Scout rolls ahead so fast I don’t even manage to take a polite sip of my water as she says, “I’m gay. I’m a woman-loving lesbian. Steph is my girlfriend. Before you ask, I’ve always been gay. Um, that’s it.”

There’s always one kid in school that doesn’t handle shock well. His mouth will drop as if it’s a hinge hanging on by the last screw. His body will shut down and he’s as good as a non-living statue.

That’s Scout’s mum.

Her dad is animated. His shoulder convulse a little. His hands come up in a defensive, “stay back” stance. And the blinks; he blinks as if he can wake himself up from this dream.

“You’re gay?” Scout’s sister calls across the table.

“What? Uh, yeah, I just said that.”

“So you like girls.

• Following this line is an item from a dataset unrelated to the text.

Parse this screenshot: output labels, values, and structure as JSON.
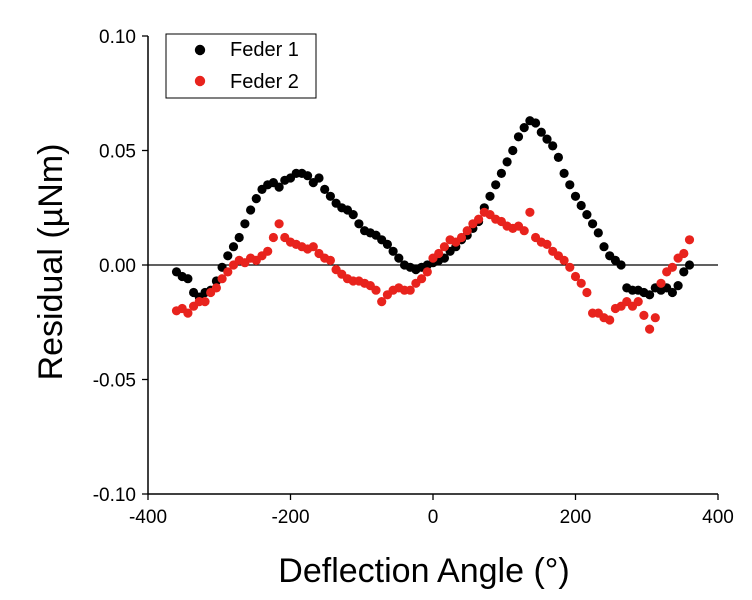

And … is that your, like, proper girlfriend?” Her head tilts and she points, but it isn’t directed at Steph—more of a marker of something she’s just realised. “Wait, so you full kiss her and make out and touch each other and shit?”

She shakes away something. “That’s fucked.”

“Holly!” Scout’s mum cries.

“Holly, please,” her dad whispers.

“And you know better than that,” her mum says through grit teeth, leant forward to her ear.

This is what goes on for a while, just banter on Holly’s reaction, not noticing Scout. I get a text, see the name “Donovan” come up and wonder how he got into my contacts or why he’s texting. No one from the table even notices me looking at my phone.

It gets so bad that Nate leans in soon after and whispers, “How shit. I feel so bad for Scout,” and I whisper back, “We’ll get out of here soon. Look at the poor girl,” and still no one notices us.

No one except everyone in the whole damn radius of earshot.

I place my hand on Scout’s shoulder and when she looks, I nudge my chin to where her mum and dad are.

“So,” Scout says with inflected sarcasm. Her tone is louder than needed to reach them over there, yet it takes all three of them a few seconds to look. “So can you stop telling Holly off and say something?”